Apollo Belvedere, Vatican Museum
The influence of sculpture on other artistic media is illustrated by Andrea Mantegna’s Battle of the Sea Gods (before 1481). Inspired by ancient friezes, this bizarre, dreamlike engraving depicts what look like animated Greek sculptures, not only in their physique but even in their smooth noses and blank expressions, engaged in a slow-motion fight on the edge of a reedy bank.
Two fine anatomical sketches (c. 1510-1511), depicting the sinews of a shaven-headed man’s shoulder and neck, demonstrate Leonardo da Vinci’s scientific curiosity about the operation of the body. This distinguished him from contemporaries like Raphael and Michelangelo, whose sketches of the naked body focus on its external appearance rather than inner workings. To complement the drawings, books by Cesare Cesariano and Francesco di Giorgio demonstrate the theoretical interest that was taken in Vitruvius’ analogy between the human body and an ideally proportioned building.
As works like the Venus Anadyomene and the Battle of the Seagods demonstrate, one of the challenges of Renaissance art is that it often requires significant background knowledge in order to appreciate it fully. While it is always difficult to decide how much of that information to communicate to the visitor, the overall impression of this exhibition was that more detail could have been provided in the printed notes.
The need for more information is particularly acute in Gallery 5, ‘Personalising the Nude’, which examines the role of Renaissance patrons in the commissioning of nudes.
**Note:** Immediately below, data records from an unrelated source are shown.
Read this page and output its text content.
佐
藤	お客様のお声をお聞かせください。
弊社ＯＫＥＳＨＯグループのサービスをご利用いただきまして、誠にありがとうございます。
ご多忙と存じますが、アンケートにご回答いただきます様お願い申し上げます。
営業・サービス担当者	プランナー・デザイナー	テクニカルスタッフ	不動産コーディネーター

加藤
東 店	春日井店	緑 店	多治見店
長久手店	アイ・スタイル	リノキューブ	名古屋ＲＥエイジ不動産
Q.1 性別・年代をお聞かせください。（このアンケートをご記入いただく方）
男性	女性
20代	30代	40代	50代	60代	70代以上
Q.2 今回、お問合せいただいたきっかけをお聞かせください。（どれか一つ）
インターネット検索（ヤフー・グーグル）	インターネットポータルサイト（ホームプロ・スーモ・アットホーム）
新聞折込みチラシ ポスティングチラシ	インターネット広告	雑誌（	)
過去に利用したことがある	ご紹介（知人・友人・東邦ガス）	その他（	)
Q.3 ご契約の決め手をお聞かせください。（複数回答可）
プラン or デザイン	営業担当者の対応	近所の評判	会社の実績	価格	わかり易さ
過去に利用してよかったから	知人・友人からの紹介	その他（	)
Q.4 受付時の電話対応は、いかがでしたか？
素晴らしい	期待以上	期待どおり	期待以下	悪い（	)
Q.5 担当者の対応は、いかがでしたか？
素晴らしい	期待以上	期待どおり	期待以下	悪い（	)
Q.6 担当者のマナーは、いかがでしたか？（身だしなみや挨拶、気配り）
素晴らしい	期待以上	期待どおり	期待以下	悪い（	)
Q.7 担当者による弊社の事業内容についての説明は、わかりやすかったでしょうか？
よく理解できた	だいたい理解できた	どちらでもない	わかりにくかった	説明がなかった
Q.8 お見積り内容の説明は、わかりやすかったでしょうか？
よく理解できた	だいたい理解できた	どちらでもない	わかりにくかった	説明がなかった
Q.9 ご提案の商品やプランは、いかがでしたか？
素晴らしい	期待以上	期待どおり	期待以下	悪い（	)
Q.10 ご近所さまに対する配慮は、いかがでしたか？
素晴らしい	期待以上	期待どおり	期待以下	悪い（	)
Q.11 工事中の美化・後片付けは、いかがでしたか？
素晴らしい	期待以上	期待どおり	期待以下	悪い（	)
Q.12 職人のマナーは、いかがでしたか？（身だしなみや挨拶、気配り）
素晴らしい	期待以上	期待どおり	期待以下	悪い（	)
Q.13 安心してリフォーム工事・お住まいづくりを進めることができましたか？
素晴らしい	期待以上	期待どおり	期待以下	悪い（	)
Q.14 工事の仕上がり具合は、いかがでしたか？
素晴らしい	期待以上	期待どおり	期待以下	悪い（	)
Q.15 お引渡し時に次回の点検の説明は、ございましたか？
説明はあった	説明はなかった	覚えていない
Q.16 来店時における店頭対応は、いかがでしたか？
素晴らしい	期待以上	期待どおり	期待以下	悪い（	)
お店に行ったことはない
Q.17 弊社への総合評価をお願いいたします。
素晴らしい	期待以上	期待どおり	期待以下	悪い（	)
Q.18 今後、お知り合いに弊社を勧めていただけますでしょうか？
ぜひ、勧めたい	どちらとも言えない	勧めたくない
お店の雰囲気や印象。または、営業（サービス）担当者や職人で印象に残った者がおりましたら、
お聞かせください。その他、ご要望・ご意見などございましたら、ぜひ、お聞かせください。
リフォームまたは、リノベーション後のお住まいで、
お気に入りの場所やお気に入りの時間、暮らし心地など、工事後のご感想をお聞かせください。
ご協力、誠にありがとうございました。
The gallery contains four works commissioned by Isabella d’Este, one of the period’s rare female patrons, including Perugino’s Combat Between Love and Chastity (1503-5). While we are told that d’Este ‘provided minute instructions’ for this busy allegorical scene, in which goddesses, Cupids and other figures in various states of undress wage a stylised battle, it is a shame that we are not told why she commissioned this painting in the first place.
Perugino’s Combat Between Love and Chastity (1503-5)
Finally, one theme conspicuous by its absence from the exhibition is ‘the nude and the erotic’. There are numerous sexually charged works on display – from Dürer’s homoerotic woodcut, The Bathhouse (c. 1496), to Pisanello’s Luxuria, which some have speculated may, uncomfortably to the modern viewer, represent an African slave woman as a personficiation of bestial ‘Lust’. Perhaps, though, drawing attention to the sometimes disturbing eroticism of the artworks would have courted the wrong sort of publicity. Instead, viewers are once again left to discover the connections for themselves.
In short: this is a fascinating exhibition – but not for the fainthearted.